There is also a bad side though. I found school boring, so boring that at times it made me physically ill. I found it difficult to connect with my classmates, and was often on the receiving end of jealousy. In short, although I found much joy in developing the mind God had given me, I found it difficult to be really grateful for this gift, and saw it as a burden. The only thing that kept me going at school was the prospect of going to university.

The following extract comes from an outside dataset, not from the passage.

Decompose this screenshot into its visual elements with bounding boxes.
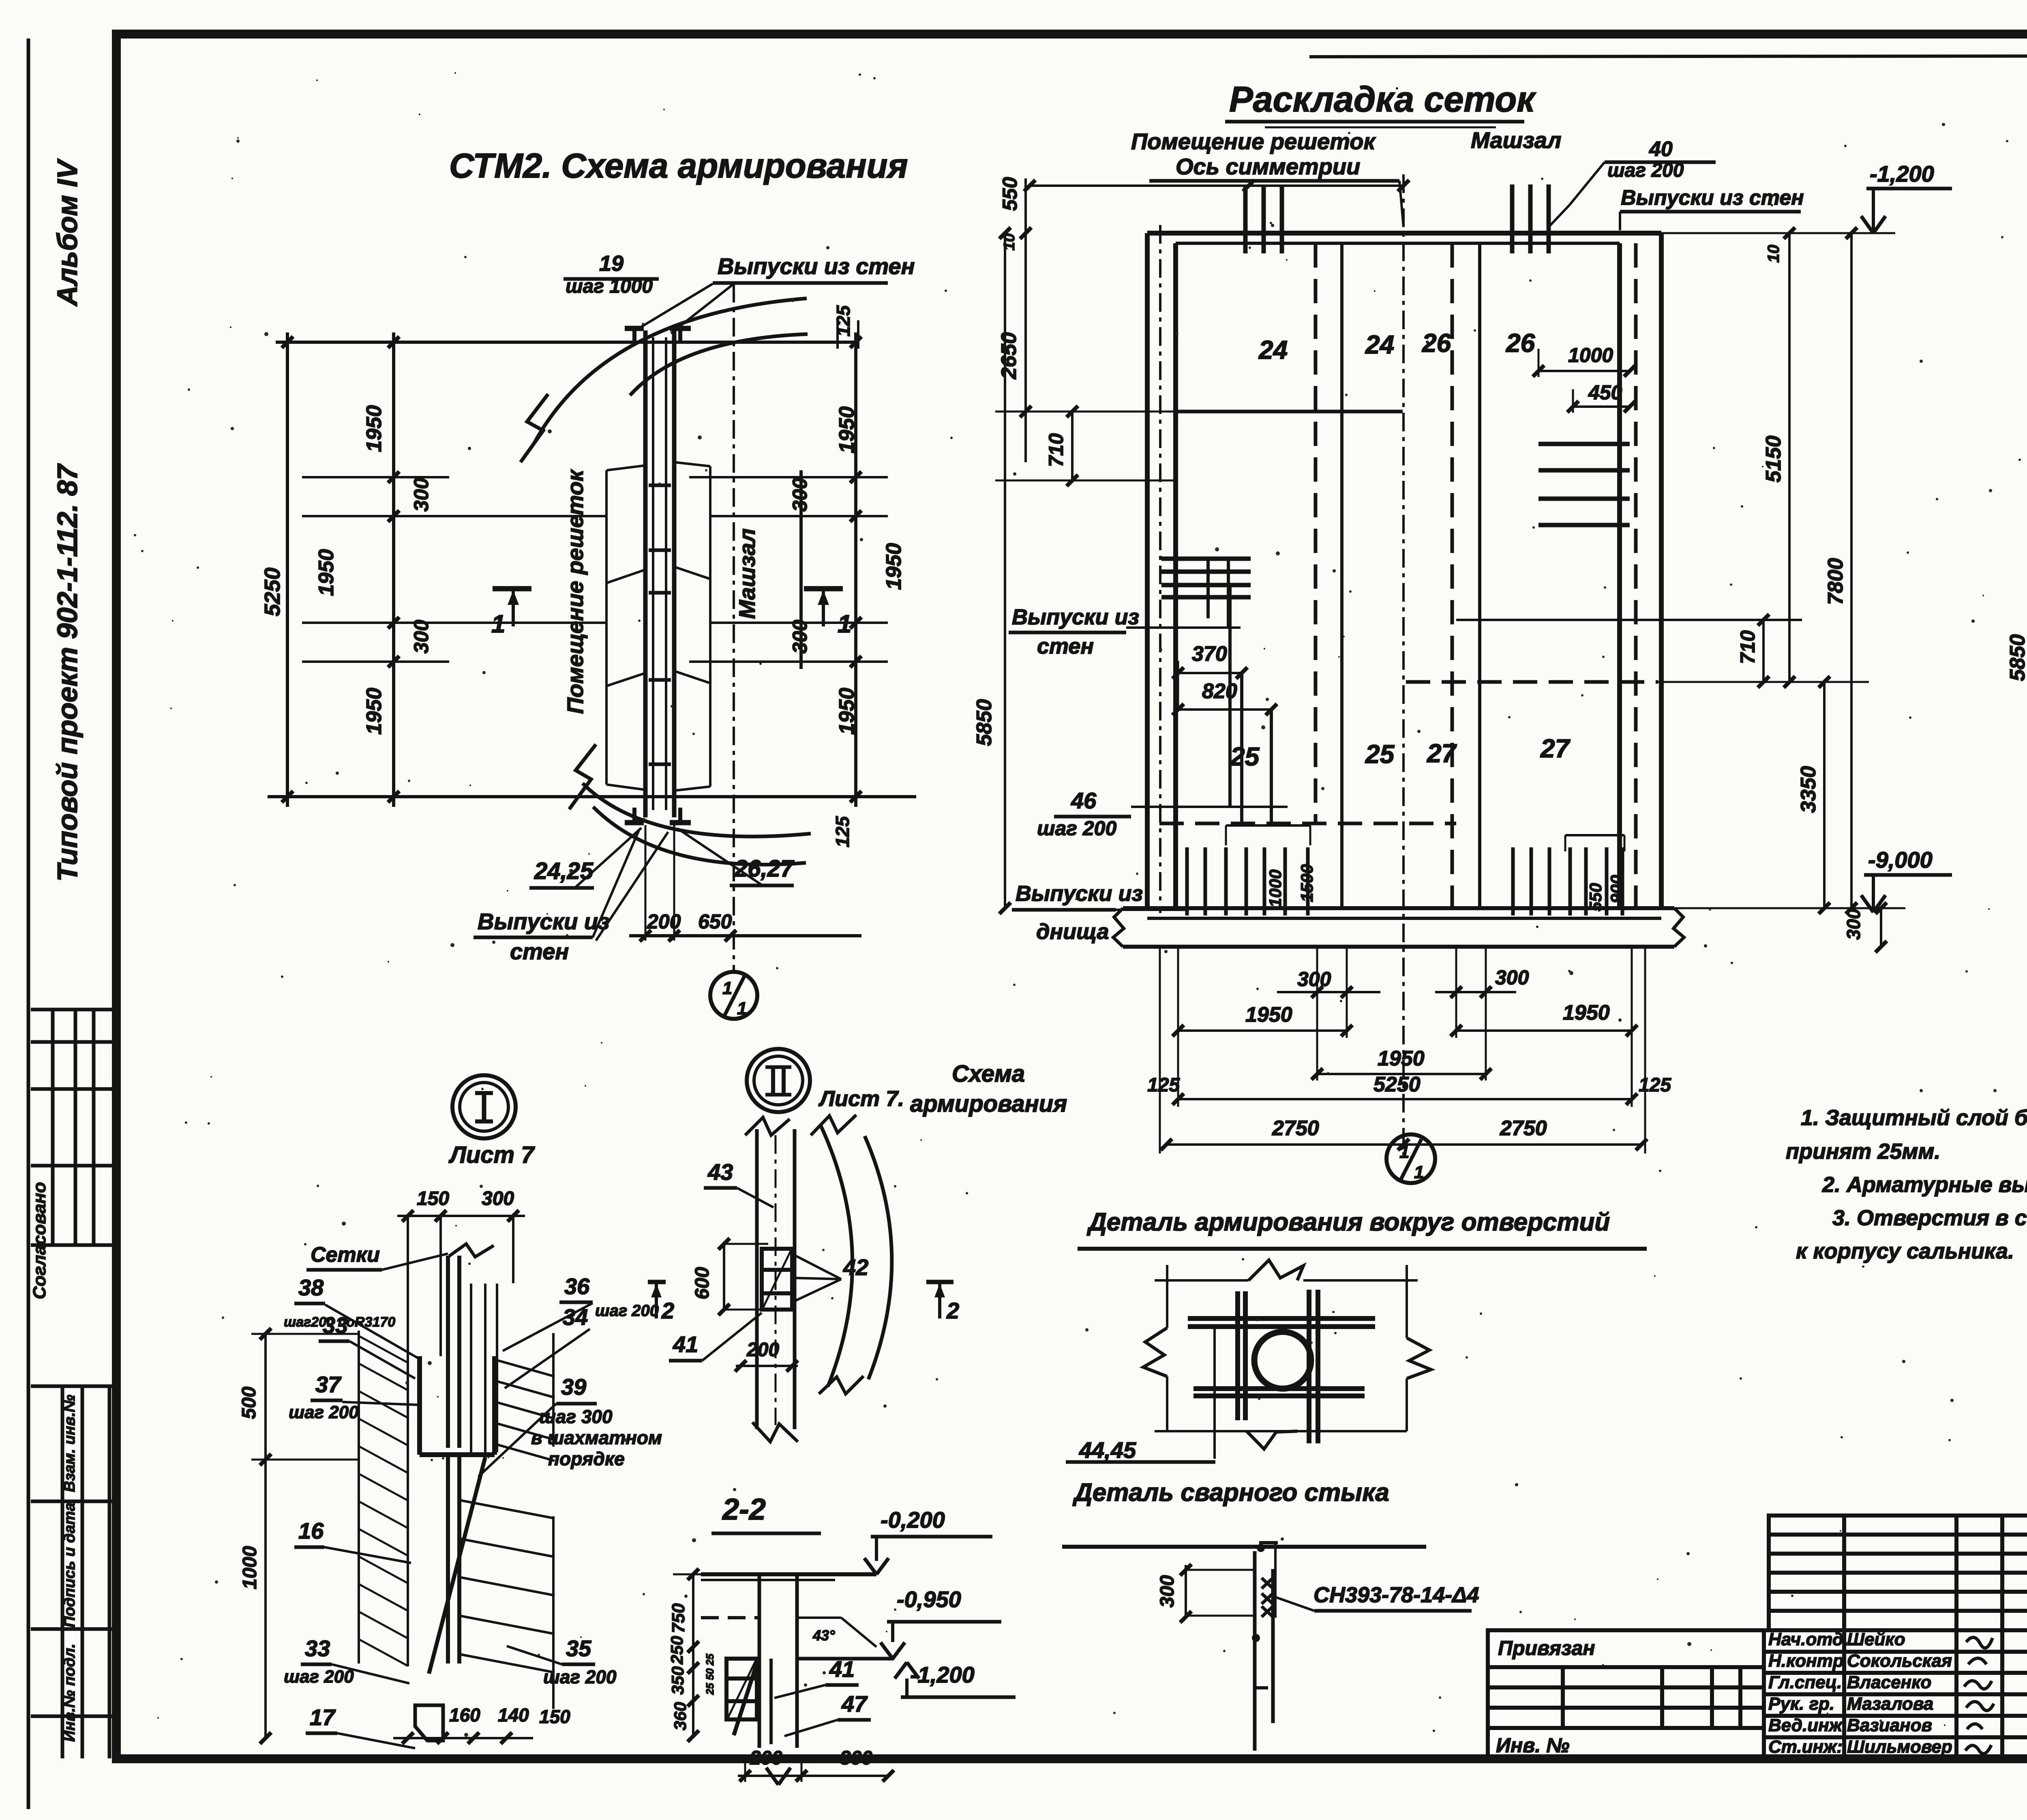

Thankfully, university did not disappoint. I finally found the freedom to dive in deeply, and besides my degree courses I took courses in various other departments. So pursuing a PhD was the logical next step. However, although I graduated cum laude, initially I did not find a PhD position in my own country (The Netherlands). So I parked myself in a variety of relevant short-term jobs: working as a field archaeologist (digging and coring), as a librarian and in the planning of archaeological projects. But although the work was interesting, I found that I only needed about half of my brain to carry out the tasks I was given to do, and after a while it started to really get me down. So, even though I am not adventurous at all, I began to look for a PhD position in another country – Britain or Germany. Within a few weeks, everything started to fall into place. It was as if God had been preparing things for when I was ready to take the plunge.

So I am probably one of the few people who absolutely loved every second of their PhD. Yes, there were times when I was measuring bones for weeks in museum basements without windows, or that summer trying to learn statistics while everyone was on holiday. But I just love doing research, to find out more amazing things about God’s creation. I have learned to see my mind as a gift, and have a desire to use it to the full. That is still what drives me now as a postdoc, and what keeps me in academia.

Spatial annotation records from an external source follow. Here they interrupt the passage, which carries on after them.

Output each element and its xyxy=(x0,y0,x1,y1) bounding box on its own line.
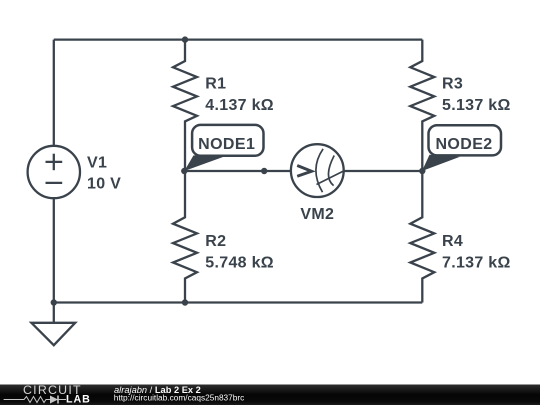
voltmeter VM2 xyxy=(291,144,344,197)
node NODE2 callout xyxy=(422,125,501,171)
svg-text:LAB: LAB xyxy=(66,393,91,405)
ground xyxy=(31,303,75,346)
logo wire glyph xyxy=(4,396,66,404)
wire middle left (NODE1 to VM2) xyxy=(185,170,291,172)
svg-text:V1: V1 xyxy=(87,155,107,172)
svg-text:10 V: 10 V xyxy=(87,176,121,193)
svg-text:7.137 kΩ: 7.137 kΩ xyxy=(442,255,511,272)
svg-text:VM2: VM2 xyxy=(300,206,334,223)
junction NODE2 xyxy=(419,168,425,174)
wire middle right (VM2 to NODE2) xyxy=(344,170,423,172)
resistor R3 xyxy=(410,40,434,171)
resistor R1 xyxy=(173,40,197,171)
resistor R2 xyxy=(173,171,197,303)
svg-text:NODE2: NODE2 xyxy=(435,136,492,153)
wire left rail lower xyxy=(53,198,55,302)
junction bottom left xyxy=(51,299,57,305)
resistor R4 xyxy=(410,171,434,303)
junction bottom (R2/bottom wire) xyxy=(182,299,188,305)
junction top (R1/top wire) xyxy=(182,36,188,42)
wire left rail upper xyxy=(53,40,55,146)
svg-text:R4: R4 xyxy=(442,233,463,250)
svg-text:R3: R3 xyxy=(442,76,463,93)
svg-text:R1: R1 xyxy=(205,76,226,93)
junction NODE1 xyxy=(181,168,187,174)
footer bar xyxy=(0,385,540,405)
voltage source V1 xyxy=(28,146,80,198)
svg-text:R2: R2 xyxy=(205,233,226,250)
svg-text:NODE1: NODE1 xyxy=(198,136,255,153)
junction mid wire xyxy=(261,168,267,174)
svg-text:4.137 kΩ: 4.137 kΩ xyxy=(205,97,274,114)
wire top horizontal xyxy=(54,38,423,40)
node NODE1 callout xyxy=(184,125,263,171)
svg-text:http://circuitlab.com/caqs25n8: http://circuitlab.com/caqs25n837brc xyxy=(114,393,245,403)
svg-text:5.137 kΩ: 5.137 kΩ xyxy=(442,97,511,114)
wire bottom horizontal xyxy=(54,301,423,303)
svg-text:5.748 kΩ: 5.748 kΩ xyxy=(205,255,274,272)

I realise this is a highly personal story and won’t resonate with everyone. But my point is this: if God has evidently gifted you intellectually, you have a responsibility to use that gift for his glory. Of course that does not mean that every smart person should strive to become an academic. The use of such gifts with a servant attitude is just as much needed in government, business, hospitals and any other part of society. But if you are gifted, and feel drawn to do a PhD, go for it, and trust that God will show you how you can bring glory to him. That might be directly through your research, through your interactions with colleagues, through using your knowledge and skills for the benefit of the church, or maybe through a role in a local postgraduate group or ministry.

What gifts have you received? Are you able to be thankful for them, even through the hard times?  How can you glorify God?